We were living in Cambridge during our miscarriage as Rob was a soldier, I had no family or friends around So felt very alone.
Now I now this sounds like every man’s dream but in reality, it put a huge strain on mine and Rob’s marriage. I was obsessed with getting pregnant, tracked my fertility constantly and got more and more upset every single month as I bought pregnancy tests and they came back negative every time. It took far longer than we anticipated, almost a year, which I know for most people might be a drop in the ocean, but it felt like forever. And yes, the questions still kept coming. Even from those who knew I had miscarried.
“Are you pregnant, again?!” Is the worst question someone wants to reply to, when the answer is no, for the 7th time that year.
Getting to the 12 week scan with Maggie felt like forever… and even then we were worried up until she was born.
Finally, and joyously we got pregnant with our little Maggie. Everything went fairly smoothly and I can’t say we got ‘over’ the miscarriage but we were one of the lucky ones who actually got our wish in the end.
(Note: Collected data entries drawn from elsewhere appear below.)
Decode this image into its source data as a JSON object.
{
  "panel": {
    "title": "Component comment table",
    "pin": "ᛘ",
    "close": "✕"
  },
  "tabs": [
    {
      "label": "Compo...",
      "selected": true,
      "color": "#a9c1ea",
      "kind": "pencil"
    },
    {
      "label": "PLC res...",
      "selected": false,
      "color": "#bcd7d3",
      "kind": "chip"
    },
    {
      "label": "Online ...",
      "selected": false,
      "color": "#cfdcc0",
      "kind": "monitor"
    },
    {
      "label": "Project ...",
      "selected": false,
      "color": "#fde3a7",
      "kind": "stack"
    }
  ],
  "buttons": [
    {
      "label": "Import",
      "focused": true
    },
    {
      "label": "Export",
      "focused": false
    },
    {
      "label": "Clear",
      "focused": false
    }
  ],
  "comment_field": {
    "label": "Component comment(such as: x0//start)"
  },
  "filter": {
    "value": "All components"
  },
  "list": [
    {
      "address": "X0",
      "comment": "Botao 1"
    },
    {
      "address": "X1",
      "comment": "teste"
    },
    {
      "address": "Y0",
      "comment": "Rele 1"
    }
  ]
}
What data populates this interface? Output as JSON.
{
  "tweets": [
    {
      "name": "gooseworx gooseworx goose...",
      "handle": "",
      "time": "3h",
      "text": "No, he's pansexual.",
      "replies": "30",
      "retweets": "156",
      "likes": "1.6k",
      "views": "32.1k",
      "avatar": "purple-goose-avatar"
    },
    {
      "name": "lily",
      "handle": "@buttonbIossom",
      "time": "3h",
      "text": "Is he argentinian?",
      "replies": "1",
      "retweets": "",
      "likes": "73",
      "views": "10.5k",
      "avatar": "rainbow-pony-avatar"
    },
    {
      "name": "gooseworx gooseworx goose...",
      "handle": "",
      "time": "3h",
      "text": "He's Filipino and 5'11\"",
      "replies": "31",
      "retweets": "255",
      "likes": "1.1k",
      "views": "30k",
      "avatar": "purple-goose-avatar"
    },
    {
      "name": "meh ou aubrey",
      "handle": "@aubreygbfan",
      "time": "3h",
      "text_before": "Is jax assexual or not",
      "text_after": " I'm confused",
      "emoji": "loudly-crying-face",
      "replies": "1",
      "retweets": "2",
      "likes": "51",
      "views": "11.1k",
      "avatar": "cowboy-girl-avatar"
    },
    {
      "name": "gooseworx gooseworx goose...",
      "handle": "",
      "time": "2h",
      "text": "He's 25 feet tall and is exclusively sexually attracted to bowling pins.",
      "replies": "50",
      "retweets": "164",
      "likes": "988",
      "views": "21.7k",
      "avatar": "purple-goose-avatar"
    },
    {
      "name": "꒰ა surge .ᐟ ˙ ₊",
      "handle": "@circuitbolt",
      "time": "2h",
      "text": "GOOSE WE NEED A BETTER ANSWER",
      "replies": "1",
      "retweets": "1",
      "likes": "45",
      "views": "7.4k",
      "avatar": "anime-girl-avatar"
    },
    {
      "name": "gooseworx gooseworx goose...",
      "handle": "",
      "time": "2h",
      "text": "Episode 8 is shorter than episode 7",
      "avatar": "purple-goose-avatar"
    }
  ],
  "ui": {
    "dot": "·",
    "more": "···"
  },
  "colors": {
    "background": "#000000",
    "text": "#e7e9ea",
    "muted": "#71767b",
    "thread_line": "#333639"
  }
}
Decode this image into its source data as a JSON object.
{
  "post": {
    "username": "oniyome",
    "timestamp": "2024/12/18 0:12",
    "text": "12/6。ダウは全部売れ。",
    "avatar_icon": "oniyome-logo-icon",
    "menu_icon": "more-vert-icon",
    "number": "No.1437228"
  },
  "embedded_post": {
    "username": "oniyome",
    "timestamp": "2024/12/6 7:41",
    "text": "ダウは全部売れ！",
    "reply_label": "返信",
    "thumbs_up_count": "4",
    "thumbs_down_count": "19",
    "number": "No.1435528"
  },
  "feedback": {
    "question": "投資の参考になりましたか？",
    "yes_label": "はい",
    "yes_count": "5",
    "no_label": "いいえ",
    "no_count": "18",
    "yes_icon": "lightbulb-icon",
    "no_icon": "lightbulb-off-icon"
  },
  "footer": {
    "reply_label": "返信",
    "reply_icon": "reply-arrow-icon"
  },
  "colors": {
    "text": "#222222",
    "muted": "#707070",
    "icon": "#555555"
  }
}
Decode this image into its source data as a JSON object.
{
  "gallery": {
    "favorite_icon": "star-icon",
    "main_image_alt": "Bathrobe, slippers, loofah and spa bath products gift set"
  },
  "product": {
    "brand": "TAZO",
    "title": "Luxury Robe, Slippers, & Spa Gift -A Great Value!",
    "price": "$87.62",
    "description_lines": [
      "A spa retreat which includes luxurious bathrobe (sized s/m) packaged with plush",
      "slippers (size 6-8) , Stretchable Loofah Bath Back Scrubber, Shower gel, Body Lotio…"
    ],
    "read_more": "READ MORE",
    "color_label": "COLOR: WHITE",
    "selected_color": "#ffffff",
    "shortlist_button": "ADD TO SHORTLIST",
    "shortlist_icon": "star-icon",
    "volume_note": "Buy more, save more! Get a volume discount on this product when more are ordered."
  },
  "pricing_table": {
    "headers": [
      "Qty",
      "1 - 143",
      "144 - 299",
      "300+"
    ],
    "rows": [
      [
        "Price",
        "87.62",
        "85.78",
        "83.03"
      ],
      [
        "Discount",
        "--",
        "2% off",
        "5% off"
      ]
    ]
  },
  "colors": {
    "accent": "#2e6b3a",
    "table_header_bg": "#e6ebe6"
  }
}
At a friend‘s wedding, 2 days before Maggie‘s 3 week early dramatic entrance to the world!
I sometimes feel, that in the grand scheme of things, I have absolutely no right to complain about what we went through. I feel an imposter talking about my pain, when I know so, so many others close to me that have been through far, far worse on their fertility journey and still continue to do so.
I have friends who can’t get pregnant.
I have friends who have one child but can’t have another.
I have friends who want children but don’t have a partner.
I have friends who have had ectopic pregnancies.
I have friends with polycystic ovaries.
I have friends who are gay.
I have friends who have miscarried, multiple times.
I have friends who have given birth to a still born.
I have friends who JUST. DON’T. WANT KIDS.
I have friends who have had abortions and didn’t want to be pregnant.
I have friends who have had abortions, and will regret that decision for the rest of their life.
I know it’s so easy to just ask someone who is in a happy relationship “Come on then, when are we hearing the pitter patter of tiny feet” but please remember...
Every woman has a story and until you know that woman well enough to know her story, don’t ask for just one page.
Me and Rob today, with our two children, Maggie, our ‘rainbow baby’ & Arthur, our youngest.